Appone la sua firma creativa all’allestimento il team creativo composto dallo specialista del Barocco Federico Maria Sardelli, alla testa della sua Orchestra Barocca Modo Antiquo, per la regia di Jean Renshaw, con le scene e i costumi di Lisa Moro e il lighting design di Pietro Sperduti. Il cast si compone di Shira Patchornik, soprano (Leandro), Valeria La Grotta, soprano (Giacomina), Martina Licari, soprano (Elisa), Natalia Kawatek, mezzosoprano (Lauretta), Camilo Delgado Díaz, tenore (Colagianni), Matteo Loi, baritono (Lamberto).

 

Basato sul libretto di Antonio Palomba, poi divenuto prolifico librettista napoletano, L’Orazio fu rappresentato per la prima volta a Napoli al Teatro Nuovo nel Carnevale del 1737, quando Auletta è già da diverso tempo maestro di cappella del Principe di Belvedere. Dopo la première, data al Teatro Nuovo di Napoli nel carnevale del 1737, l’opera venne riallestita per ben 20 volte in giro per l’Europa, fino al 1764. Un successo che ne ha determinato la continua metamorfosi, in una girandola d’interpolazioni e di attribuzioni errate che trovarono il culmine quasi due secoli più tardi, quando l’antiscientifica impresa degli Opera Omnia pergolesiani annoverò nel 1942 una versione condensata e mutila dell’opera che fu di Auletta, attribuendola a Pergolesi sotto il titolo de Il maestro di musica.

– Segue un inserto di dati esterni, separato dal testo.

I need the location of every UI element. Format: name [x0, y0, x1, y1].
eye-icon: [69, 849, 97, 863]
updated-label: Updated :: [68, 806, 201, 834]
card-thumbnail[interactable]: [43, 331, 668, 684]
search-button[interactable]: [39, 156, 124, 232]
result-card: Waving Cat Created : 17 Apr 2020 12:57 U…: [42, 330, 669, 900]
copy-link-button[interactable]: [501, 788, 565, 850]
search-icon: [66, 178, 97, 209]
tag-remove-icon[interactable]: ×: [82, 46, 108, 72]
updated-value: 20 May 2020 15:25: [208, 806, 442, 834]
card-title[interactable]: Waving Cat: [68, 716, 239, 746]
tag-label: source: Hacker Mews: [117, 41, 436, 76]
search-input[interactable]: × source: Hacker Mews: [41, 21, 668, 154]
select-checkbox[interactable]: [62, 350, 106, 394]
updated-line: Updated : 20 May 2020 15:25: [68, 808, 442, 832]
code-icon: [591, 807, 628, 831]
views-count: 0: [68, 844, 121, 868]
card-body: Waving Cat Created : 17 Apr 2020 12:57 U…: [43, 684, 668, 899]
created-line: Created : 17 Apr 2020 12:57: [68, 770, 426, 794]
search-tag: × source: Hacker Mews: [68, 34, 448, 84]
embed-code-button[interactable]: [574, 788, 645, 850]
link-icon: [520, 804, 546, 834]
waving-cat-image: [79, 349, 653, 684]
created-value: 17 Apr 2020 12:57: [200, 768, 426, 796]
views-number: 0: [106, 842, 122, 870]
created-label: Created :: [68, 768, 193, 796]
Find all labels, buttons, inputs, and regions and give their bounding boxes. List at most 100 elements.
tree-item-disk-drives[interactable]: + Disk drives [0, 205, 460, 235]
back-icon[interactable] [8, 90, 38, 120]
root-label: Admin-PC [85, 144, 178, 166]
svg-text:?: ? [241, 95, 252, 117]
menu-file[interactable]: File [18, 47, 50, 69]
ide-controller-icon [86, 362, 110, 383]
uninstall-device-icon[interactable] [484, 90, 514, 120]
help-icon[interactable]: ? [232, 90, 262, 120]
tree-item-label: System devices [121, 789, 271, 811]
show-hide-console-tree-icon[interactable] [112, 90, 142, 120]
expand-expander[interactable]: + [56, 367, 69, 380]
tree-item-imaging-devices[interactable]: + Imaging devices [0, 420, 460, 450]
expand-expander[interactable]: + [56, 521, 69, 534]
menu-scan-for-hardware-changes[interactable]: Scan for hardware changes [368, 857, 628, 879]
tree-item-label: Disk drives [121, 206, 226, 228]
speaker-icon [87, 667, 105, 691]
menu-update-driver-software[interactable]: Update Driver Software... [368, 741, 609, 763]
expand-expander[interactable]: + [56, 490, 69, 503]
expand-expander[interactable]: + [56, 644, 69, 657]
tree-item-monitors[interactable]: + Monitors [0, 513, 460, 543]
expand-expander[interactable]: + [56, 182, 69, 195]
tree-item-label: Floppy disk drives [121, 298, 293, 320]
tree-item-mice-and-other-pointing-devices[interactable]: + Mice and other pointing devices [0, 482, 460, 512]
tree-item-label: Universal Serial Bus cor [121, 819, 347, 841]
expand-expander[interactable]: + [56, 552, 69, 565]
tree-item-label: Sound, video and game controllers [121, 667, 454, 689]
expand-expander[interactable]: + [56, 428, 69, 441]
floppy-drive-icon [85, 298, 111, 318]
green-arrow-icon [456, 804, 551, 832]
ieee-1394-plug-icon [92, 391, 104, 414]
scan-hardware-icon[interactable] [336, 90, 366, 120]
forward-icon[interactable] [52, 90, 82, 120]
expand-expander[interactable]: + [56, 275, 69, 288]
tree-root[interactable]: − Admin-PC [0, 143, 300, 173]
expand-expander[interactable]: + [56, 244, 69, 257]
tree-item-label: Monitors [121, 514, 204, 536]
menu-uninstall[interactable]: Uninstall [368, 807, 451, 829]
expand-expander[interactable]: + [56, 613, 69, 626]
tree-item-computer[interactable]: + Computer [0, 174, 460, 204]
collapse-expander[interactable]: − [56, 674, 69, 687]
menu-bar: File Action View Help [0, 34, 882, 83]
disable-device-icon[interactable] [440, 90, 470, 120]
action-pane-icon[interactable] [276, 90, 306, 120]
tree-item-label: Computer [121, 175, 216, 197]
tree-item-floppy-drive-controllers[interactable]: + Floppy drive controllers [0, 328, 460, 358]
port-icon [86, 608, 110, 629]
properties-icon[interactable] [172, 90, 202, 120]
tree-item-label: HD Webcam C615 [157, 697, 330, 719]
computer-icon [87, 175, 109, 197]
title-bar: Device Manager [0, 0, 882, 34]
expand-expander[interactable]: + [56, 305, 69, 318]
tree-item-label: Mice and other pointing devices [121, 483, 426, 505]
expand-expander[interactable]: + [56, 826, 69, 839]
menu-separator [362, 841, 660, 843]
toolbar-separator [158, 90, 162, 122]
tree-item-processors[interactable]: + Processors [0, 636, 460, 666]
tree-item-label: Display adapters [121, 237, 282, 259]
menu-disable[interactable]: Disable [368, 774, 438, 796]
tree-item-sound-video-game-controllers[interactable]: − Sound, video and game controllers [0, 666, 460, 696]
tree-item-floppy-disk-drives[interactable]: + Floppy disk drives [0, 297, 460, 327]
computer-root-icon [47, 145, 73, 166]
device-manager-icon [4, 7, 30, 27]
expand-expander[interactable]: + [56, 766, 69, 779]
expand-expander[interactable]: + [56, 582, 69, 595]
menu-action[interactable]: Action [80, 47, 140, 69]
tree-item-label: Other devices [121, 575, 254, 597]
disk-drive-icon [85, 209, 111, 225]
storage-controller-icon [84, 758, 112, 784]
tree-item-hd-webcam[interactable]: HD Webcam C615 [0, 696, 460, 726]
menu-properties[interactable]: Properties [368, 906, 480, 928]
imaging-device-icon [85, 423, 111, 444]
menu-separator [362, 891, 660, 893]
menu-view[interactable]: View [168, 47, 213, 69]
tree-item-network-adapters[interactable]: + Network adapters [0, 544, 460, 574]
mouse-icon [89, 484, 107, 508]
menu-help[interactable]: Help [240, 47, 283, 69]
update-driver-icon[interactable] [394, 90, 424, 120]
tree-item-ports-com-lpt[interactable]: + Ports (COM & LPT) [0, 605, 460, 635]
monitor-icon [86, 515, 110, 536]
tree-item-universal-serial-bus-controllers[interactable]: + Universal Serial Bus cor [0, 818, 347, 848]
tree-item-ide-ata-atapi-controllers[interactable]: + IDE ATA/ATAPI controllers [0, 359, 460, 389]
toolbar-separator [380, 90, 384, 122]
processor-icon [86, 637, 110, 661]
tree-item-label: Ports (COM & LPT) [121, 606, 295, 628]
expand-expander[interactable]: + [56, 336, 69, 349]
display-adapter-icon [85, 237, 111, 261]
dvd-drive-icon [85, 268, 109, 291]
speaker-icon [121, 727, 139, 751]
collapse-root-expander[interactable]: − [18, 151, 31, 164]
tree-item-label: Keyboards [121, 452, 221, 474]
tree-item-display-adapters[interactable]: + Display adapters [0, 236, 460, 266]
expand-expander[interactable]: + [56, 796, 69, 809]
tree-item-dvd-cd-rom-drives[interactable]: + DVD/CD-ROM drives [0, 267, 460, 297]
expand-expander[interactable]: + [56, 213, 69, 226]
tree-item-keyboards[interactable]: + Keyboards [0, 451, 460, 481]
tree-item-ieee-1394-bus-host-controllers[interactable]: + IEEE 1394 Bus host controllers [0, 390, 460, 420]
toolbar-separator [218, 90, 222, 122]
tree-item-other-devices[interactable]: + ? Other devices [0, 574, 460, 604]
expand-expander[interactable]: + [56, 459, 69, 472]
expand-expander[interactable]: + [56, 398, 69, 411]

«Accingersi a dar la prima in tempi moderni dell’Orazio di Pietro Auletta e Antonio Palomba è impresa difficile e piena d’insidie» garantisce il direttore Federico Maria Sardelli. «L’Orazio ha avuto la ventura/sventura di essere un’opera di grande successo: nulla di peggio, nel Settecento, per alterare e pian piano distruggere ogni integrità della sua struttura originaria. Chi dà alla luce l’edizione critica della partitura assolve un compito improbo, non soltanto perché la rete delle progressive modificazioni non è sempre chiara o attestata, ma perché per di più non esiste alcun testimone musicale risalente alla prima del 1737. È dunque impossibile stabilire un qualsiasi “testo originario”. L’Orazio divenne un pasticcio subito dopo esser nato, tagliando il cordone ombelicale che lo legava al suo autore e disseminandosi come tale lungo trent’anni di continui successi».

 

La trama: durante le lezioni di canto nel suo palazzo veneziano, il maestro di cappella Lamberto si appresta a ricevere un nuovo allievo e l’impresario del Teatro Nuovo di Napoli. La prescelta per il ruolo di prima donna è Giacomina, cantante ormai pronta per le scene, ma Lauretta, seppur acerba, non passa inosservata. Si aprono così le trattative tra maestro e impresario, in una spassosa parodia delle mode e dei vizi del teatro settecentesco. Diversi segreti si celano però tra un ingaggio e un’accademia di musica: primo fra tutti quello di Orazio, gentiluomo livornese che, sotto le mentite spoglie di Leandro, desidera ritrovare la sua sposa Ginevra, dalla quale era stato separato molto tempo prima. Storie di amori proibiti, pirati e rapimenti emergono dagli affetti di personaggi sfaccettati, creando un intreccio in cui i meccanismi produttivi dell’opera buffa sono i veri protagonisti del dramma.